Just this spring, research conducted by national experts at the USDA Bee Research Laboratory concluded that chronic exposure of bees to neonics at doses that would be realistically encountered in the field had negligible effects on their health.

Despite the council’s resolution, most research concludes that colony collapse disorder is not directly related to use of neonics, glyphosate or GMO crops.

Not surprisingly, a recent paper in the pre-eminent journal Science stated that a combination of stressors is most likely responsible for any declines in honey-bee populations.

It is disheartening to see elected government officials passing resolutions that stoke misinformed public fear of agricultural technologies with so little supporting science.

Of course, this issue resonates far beyond the council’s resolution due to the ongoing debate over GMO food labeling laws and the pervasive fear among some consumers that GMO foods are unsafe.

Yet, a 2013 review of more than 1,700 papers on GMO crops and foods found no evidence of danger from use of GMO crops.

An astounding array of professional organizations endorse the safety of GMO crops and foods, including the American Medical Association, National Academy of Science, World Health Organization, and more than 20 other major worldwide scientific and regulatory bodies.

By now, we’ve all heard that by 2050 there will be approximately 9 billion people on this planet to feed.

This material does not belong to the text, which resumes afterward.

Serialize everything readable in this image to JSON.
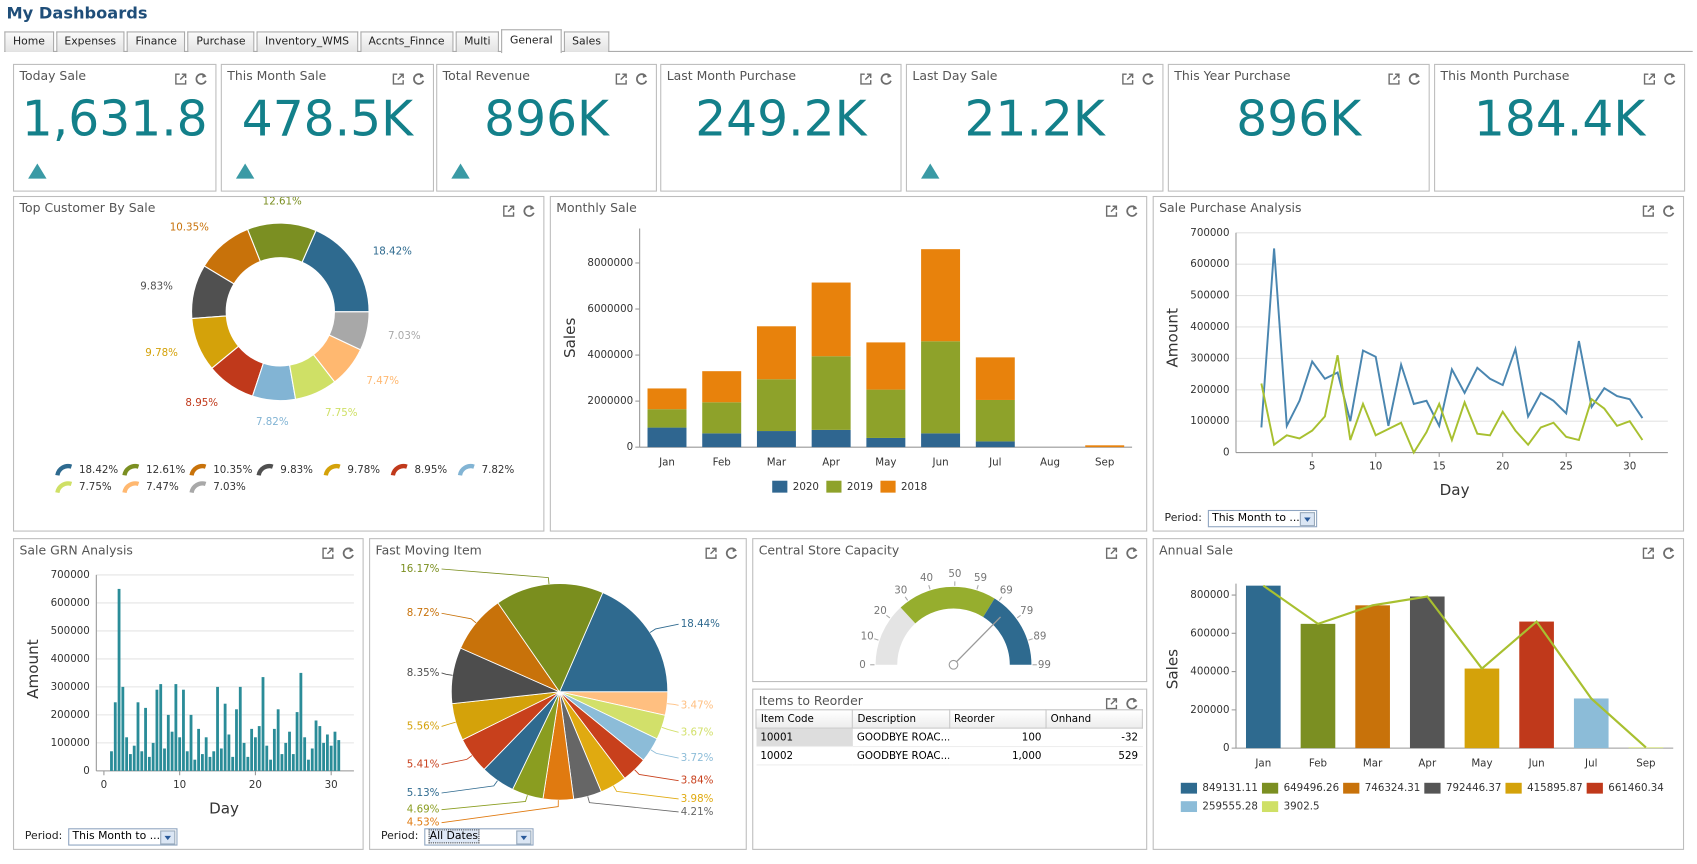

We face the daunting challenge of producing more food in the next 40 years than we have in the preceding 8,000 years.

Although we must address important issues such as food wastage, over-consumption and local food production, we forsake genetic advances in food production, such as GMOs, at our own peril as a human species.

Miner Institute was built on the concept of utilizing the latest concepts in science and agriculture. William Miner saw the value in making the most of scientific advancements that increase crop yields and protect our environment.

GMO products and associated crop management practices allow farmers to do just that.

Our Agriculture in Society speaker series seeks to engage the public and build their confidence in the safety and wholesomeness of our food supply.

Environmental stewardship is laudable, and we should all be concerned with best-management practices for GMO crops, pesticides and herbicides.

But sweeping condemnations of scientifically sound practices by our City Council is not the answer.

The USDA asserts that the best action the public can take to improve honey-bee survival is not to use pesticides indiscriminately and nurture pollinator-friendly plants.

Who can argue with that common-sense suggestion?

But the council’s sweeping resolution imploring state and national legislators to ban the use of GMO crops and proven pesticides ignores sound science, feeds unfounded myths and ultimately endangers the food security of our country and our world.

 

— Dr. Rick Grant is president of William H. Miner Agricultural Research Institute.